"Die Geschichte der deutschen Postbank hat schon vor langer Zeit meine
Aufmerksamkeit erweckt", schreibt Sever Plotzker in "Mamon", der
Wirtschaftsbeilage der Jedioth achronoth.
Bis vor drei Jahren handelte es sich um eine bescheidene staatliche Bank,
die ähnlich zur israelischen Postbank lediglich grundlegende Zahlungsdienste
in den Postfilialen anbot. Anfang der 2000-er Jahre nabelte sie sich von der
Regierung ab, vereinigte sich zu einer Bankinstitution, erhielt die
Genehmigung, vielseitige finanzielle Dienstleistungen zu liefern
(einschließlich Bearbeitung von Wertpapieren und Rentensparverträgen), und
schließlich und endlich wurde sie auch erfolgreich an der Börse emittiert.
Diese Wende brachte die Bank an die Spitze des deutschen Bankwesens, und
ihr Marktanteil ist heute sogar größer als der der alteingesessenen
Deutschen Bank. Der Beitrag, den die Postbank zur finanziellen Atmosphäre
Deutschlands leistet, liegt jedoch nicht in ihrer Größe, sondern in ihrem
Charakter. Es ist eine riesige Bank, die sich an den kleinen Kunden richtet:
"Unsere Gebühren", erklärt Ludger Dörr, der Leiter der strategischen
Projekte der Bank, "sind wesentlich niedriger als die unserer Konkurrenten.
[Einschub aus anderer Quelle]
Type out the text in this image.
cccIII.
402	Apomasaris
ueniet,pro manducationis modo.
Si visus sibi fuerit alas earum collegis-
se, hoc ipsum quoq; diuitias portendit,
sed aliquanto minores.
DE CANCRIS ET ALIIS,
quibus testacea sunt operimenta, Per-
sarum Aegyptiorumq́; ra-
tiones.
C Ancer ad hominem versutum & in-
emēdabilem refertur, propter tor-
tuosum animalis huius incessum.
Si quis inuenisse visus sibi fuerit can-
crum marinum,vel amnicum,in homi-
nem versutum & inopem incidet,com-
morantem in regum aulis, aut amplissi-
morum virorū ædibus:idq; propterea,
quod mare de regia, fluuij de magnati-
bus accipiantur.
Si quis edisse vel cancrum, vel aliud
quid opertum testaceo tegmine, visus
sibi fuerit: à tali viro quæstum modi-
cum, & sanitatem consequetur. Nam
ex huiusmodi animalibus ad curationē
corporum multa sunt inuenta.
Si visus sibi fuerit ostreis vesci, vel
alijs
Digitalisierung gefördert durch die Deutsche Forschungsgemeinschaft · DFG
Wir sind schneller und unbürokratischer. Unsere Präsenz in ganz Deutschland
ist unvergleichlich - wir haben 9000 Filialen und betreuen 11,8 Millionen
Kunden. Wir sind die Bank des kleinen Bürgers".
Der Hebel, der die deutsche Postbank an die Spitze der finanziellen
Einrichtungen Deutschlands beförderte, war eine erfolgreiche Initiative des
deutschen Programmierungsunternehmens SAP, dem größten Unternehmen dieser
Art in Europa.
Wenn eine öffentliche Bank, die auf Privatisierung zustrebt, ihren Weg mit
einer Investition von Hunderten Millionen Dollar in Technologien und Knowhow
beginnt, dann könnte dies als eine Kaprice der neuen Führung erscheinen. Die
deutsche Postbank hatte jedoch keine andere Wahl. Sie hätte nicht überleben
und die Forderungen ihrer Kunden erfüllen können, wenn sie ihre
Computeranlagen nicht einer Wurzelbehandlung unterzogen hätte. „Wir
brauchten eine neue Bank-Seele“, sagt Dörr. „SAP lieferte uns diese Seele“…
Bei der Besichtigung der technologischen Revolution in der deutschen
Postbank war ich Gast von SAP. Es war regnerisch und höchst interessant. Als
ich diesen rauschenden Erfolg im konservativen Deutschland bestaunte, fragte
ich mich, was wichtiger für die Vorantreibung der Konkurrenz im israelischen
Bankwesen ist: Die Beschlagnahmung der Treuhandfonds und Rentenkassen von
den Handelsbanken und ihr Zwangsverkauf an private
Versicherungsgesellschaften- oder eine große staatliche Investition, mit der
auch unsere Postbank in eine führende und Verbraucher freundliche
finanzielle Institution verwandelt werden kann?
Die Antwort einer hohen Stelle in der Israelbank, „sowohl als auch“, gefiel
mir nicht. In der Wirtschaft gibt es kein „sowohl als auch“. Es gibt nur
Alternativen. Die Regierungsquellen sind begrenzt, und wer die eine
Bank-Reform wählt, wird eine andere nicht wählen. Und das ist schade.